我没说话,只是握住了她的手。她的手冰凉,像没有生命的人偶。
“你刚才说,也许能救我。”阿蝶反握住我的手,抓得很紧,“需要我做什么?只要能活下去,只要能报仇,我什么都愿意做。”
“月圆之夜,下蛊的人会来取你性命。”我看着她,“我们需要你当饵。”
阿蝶沉默了很久,最后点头:“好。”
从阿蝶房间出来,我看见桑洛站在院子里,手里拿着一片树叶把玩。见我出来,他抬眼问:“谈好了?”
“嗯。她愿意帮忙。”
桑洛把树叶丢在地上,用脚尖碾碎:“阿姐信她的话?”
“不全信。”我在他身边的石凳上坐下,“但至少有七分真。

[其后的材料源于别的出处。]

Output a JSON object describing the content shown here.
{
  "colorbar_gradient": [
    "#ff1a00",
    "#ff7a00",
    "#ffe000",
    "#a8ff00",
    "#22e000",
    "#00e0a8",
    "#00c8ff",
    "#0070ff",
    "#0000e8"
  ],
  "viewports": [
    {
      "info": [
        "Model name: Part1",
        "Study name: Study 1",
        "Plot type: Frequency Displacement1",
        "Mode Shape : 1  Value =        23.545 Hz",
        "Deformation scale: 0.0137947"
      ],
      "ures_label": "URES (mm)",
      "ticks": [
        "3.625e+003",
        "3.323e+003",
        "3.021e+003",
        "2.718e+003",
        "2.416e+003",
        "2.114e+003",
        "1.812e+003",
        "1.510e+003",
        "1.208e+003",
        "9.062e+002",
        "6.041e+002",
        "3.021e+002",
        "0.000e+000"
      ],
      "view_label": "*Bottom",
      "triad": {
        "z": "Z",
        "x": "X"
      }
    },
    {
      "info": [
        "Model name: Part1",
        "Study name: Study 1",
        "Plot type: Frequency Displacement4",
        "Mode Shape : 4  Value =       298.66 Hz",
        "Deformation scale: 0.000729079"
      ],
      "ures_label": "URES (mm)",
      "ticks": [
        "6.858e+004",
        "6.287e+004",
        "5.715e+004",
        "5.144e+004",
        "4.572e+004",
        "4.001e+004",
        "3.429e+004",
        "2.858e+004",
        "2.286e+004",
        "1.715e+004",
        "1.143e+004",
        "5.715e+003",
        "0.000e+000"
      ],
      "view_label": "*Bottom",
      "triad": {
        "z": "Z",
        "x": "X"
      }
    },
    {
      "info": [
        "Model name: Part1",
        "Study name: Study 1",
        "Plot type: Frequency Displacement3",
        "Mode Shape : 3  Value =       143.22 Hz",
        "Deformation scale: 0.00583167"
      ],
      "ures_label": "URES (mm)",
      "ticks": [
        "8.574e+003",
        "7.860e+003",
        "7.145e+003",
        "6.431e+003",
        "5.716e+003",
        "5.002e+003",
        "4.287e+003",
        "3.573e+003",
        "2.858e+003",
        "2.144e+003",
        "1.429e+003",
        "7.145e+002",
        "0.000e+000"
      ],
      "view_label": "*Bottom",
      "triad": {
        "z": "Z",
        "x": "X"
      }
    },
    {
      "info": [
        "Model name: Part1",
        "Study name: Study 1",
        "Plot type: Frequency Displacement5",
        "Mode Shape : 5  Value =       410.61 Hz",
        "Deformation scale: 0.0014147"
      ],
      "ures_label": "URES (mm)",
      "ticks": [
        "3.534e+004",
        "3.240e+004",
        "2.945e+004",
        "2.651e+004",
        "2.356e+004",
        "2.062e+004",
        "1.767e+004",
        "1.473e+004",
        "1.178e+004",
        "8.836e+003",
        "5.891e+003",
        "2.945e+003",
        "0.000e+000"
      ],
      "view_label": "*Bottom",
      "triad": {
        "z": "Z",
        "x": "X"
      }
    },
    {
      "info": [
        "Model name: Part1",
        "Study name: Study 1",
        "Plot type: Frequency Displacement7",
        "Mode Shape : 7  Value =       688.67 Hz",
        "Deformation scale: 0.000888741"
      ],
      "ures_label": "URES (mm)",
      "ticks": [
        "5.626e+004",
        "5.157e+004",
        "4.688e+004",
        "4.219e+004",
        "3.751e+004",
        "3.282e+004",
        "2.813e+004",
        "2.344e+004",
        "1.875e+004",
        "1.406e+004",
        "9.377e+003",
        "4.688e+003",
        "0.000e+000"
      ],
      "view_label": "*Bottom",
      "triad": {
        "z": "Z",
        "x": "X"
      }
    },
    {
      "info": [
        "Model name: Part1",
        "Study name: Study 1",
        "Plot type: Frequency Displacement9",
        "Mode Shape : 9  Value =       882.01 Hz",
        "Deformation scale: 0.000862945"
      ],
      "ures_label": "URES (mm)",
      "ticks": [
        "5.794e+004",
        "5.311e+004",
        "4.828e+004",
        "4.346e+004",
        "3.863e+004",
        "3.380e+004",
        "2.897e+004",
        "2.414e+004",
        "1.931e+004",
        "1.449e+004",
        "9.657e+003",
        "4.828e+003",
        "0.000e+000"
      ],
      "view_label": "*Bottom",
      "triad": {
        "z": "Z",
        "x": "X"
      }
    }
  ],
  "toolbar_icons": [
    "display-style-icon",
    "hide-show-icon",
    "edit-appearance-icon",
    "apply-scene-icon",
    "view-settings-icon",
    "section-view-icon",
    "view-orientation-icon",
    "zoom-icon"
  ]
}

”
“哪三分假?”
“她说蛊王在她手里。”我看向桑洛,“如果蛊王真的在她手里,阿蔓不会让她逃这么远。蝶寨的蛊王能追踪百里内的同源血脉,她要是真带着蛊王,早就被追上了。”
桑洛的嘴角弯了弯:“阿姐果然聪明了。”
“所以蛊王要么不在她身上,要么……”我顿了顿,“她根本不知道蛊王是什么。”
桑洛点头:“更可能的是,蛊王已经在她姐姐手里了。她逃出来,是因为知道了别的秘密——一个足以威胁到阿蔓地位的秘密。”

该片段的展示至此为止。